As far as training goes, the Doxie is a little bit of a toss-up. In the hands of a calm, consistent leader, they will be easy to train and quite biddable. But a more novice owner might face some troubles. This breed is independent, spunky, and potentially stubborn in their own way. These are all things that could possibly spell trouble for a newbie dog owner. While they are small in stature, they don’t seem to notice it, and they should not be underestimated simply because of their size.
Again, in the right hands, the Dachshund can be versatile and can be trained for various things and make pretty good therapy dogs. They can also be found in a variety of canine sports such as obedience, rally, agility, hunting dog field trials, tracking, and Earthdog trails- which are hunting trails that test the dog’s abilities underground.
How to get involved in canine sporting events:
Just a quick side note here- if canine sports sounds like something you would be interested in doing with your current or future Dachshund, the best way to get involved in canine events is just to do a simple Google search for a club that specializes in the sport you would like to do in your area. Then reach out to them and see if you can go to attend a meeting, which can also be an excellent opportunity to socialize your dog or puppy.
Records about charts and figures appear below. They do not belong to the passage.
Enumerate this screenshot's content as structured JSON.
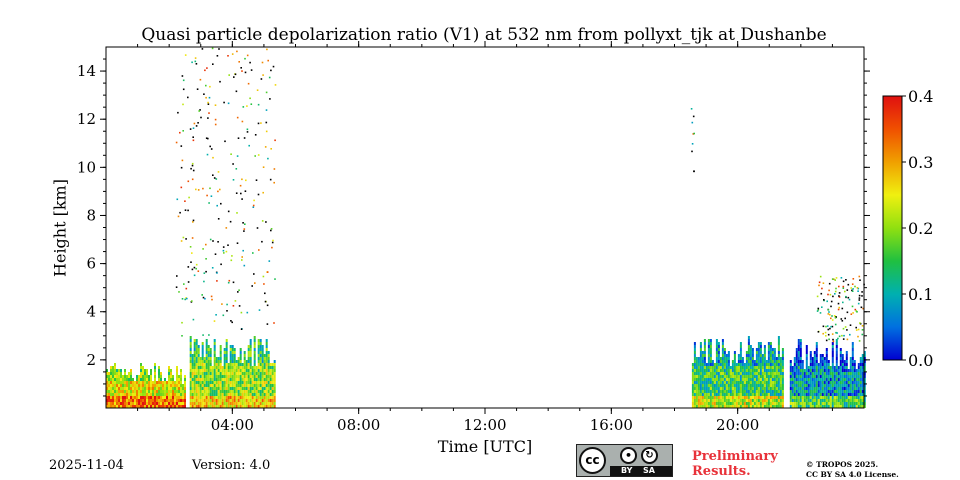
{
  "chart_data": {
    "type": "heatmap",
    "title": "Quasi particle depolarization ratio (V1) at 532 nm from pollyxt_tjk at Dushanbe",
    "xlabel": "Time [UTC]",
    "ylabel": "Height [km]",
    "xlim": [
      0,
      24
    ],
    "ylim": [
      0,
      15
    ],
    "x_ticks": [
      {
        "value": 4,
        "label": "04:00"
      },
      {
        "value": 8,
        "label": "08:00"
      },
      {
        "value": 12,
        "label": "12:00"
      },
      {
        "value": 16,
        "label": "16:00"
      },
      {
        "value": 20,
        "label": "20:00"
      }
    ],
    "y_ticks": [
      {
        "value": 2,
        "label": "2"
      },
      {
        "value": 4,
        "label": "4"
      },
      {
        "value": 6,
        "label": "6"
      },
      {
        "value": 8,
        "label": "8"
      },
      {
        "value": 10,
        "label": "10"
      },
      {
        "value": 12,
        "label": "12"
      },
      {
        "value": 14,
        "label": "14"
      }
    ],
    "colorbar": {
      "min": 0.0,
      "max": 0.4,
      "ticks": [
        {
          "value": 0.0,
          "label": "0.0"
        },
        {
          "value": 0.1,
          "label": "0.1"
        },
        {
          "value": 0.2,
          "label": "0.2"
        },
        {
          "value": 0.3,
          "label": "0.3"
        },
        {
          "value": 0.4,
          "label": "0.4"
        }
      ],
      "colormap": [
        "#0000d0",
        "#0070e0",
        "#00b0b0",
        "#20c040",
        "#90e010",
        "#f0f010",
        "#f0a000",
        "#f05000",
        "#e01010"
      ]
    },
    "data_segments": [
      {
        "start": 0.0,
        "end": 2.5,
        "top_km": 1.8,
        "typical_ratio": 0.25
      },
      {
        "start": 2.65,
        "end": 5.35,
        "top_km": 3.0,
        "typical_ratio": 0.2
      },
      {
        "start": 18.55,
        "end": 21.45,
        "top_km": 2.9,
        "typical_ratio": 0.15
      },
      {
        "start": 21.65,
        "end": 24.0,
        "top_km": 2.8,
        "typical_ratio": 0.08
      }
    ],
    "scattered_points": [
      {
        "start": 2.2,
        "end": 5.35,
        "min_km": 3.0,
        "max_km": 15.0,
        "description": "sparse speckle up to 15 km"
      },
      {
        "start": 18.5,
        "end": 18.6,
        "min_km": 9.8,
        "max_km": 12.7,
        "description": "isolated points"
      },
      {
        "start": 22.5,
        "end": 24.0,
        "min_km": 2.8,
        "max_km": 5.5,
        "description": "sparse speckle"
      }
    ]
  },
  "footer": {
    "date": "2025-11-04",
    "version": "Version: 4.0",
    "preliminary_line1": "Preliminary",
    "preliminary_line2": "Results.",
    "copyright_line1": "© TROPOS 2025.",
    "copyright_line2": "CC BY SA 4.0 License.",
    "license_badge": {
      "cc": "cc",
      "by": "BY",
      "sa": "SA"
    }
  }
}
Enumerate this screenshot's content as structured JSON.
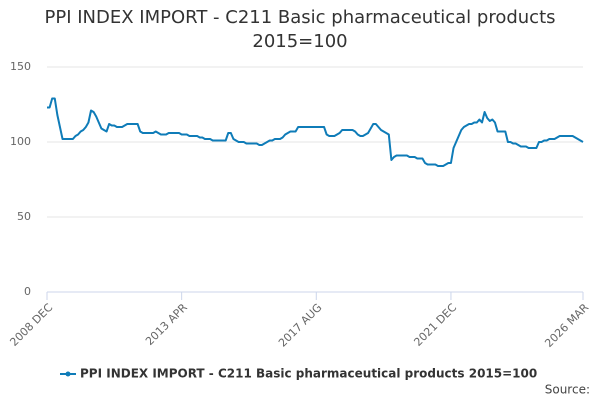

Tips for training a Doxie:
Our first tip for training a Doxie is consistency and boundaries. Because this breed is a hunting dog and possesses considerable prey drive even despite their size, it is important to approach them with a consistent mindset. You shouldn’t be afraid to set boundaries with them early on, especially regarding other animals. A full-grown Dachsund may be small, but it can still easily injure or kill small animals such as cats or chickens. But these tactics don’t just help keep other household animals safe but also go a long way in the overall training process with a Dachshund.
Our next time is to keep in mind that the Doxie is sensitive. Dealing with this breed with a heavy-handed approach will get you nowhere fast and can be incredibly counterproductive. Be fair, and if you get frustrated, take a step back and come back to try again later.
The next tip is to work on your leadership skills and be a good leader. Like most hunting dogs, the Doxie can develop a bad habit of getting over-involved in whatever smells happened to be around at the time. If your leadership is rocky and it might be hard to engage the Dachshund to participate in the training you want to do, they would much instead plant their snout to the ground and let it lead them where it would.
And our last tip is to try and keep the training upbeat. Make the experience fun for both you and the Dachshund. If you are more interesting than anything else that is around at the moment, that can be a surefire win and go a long way to be productive during training sessions.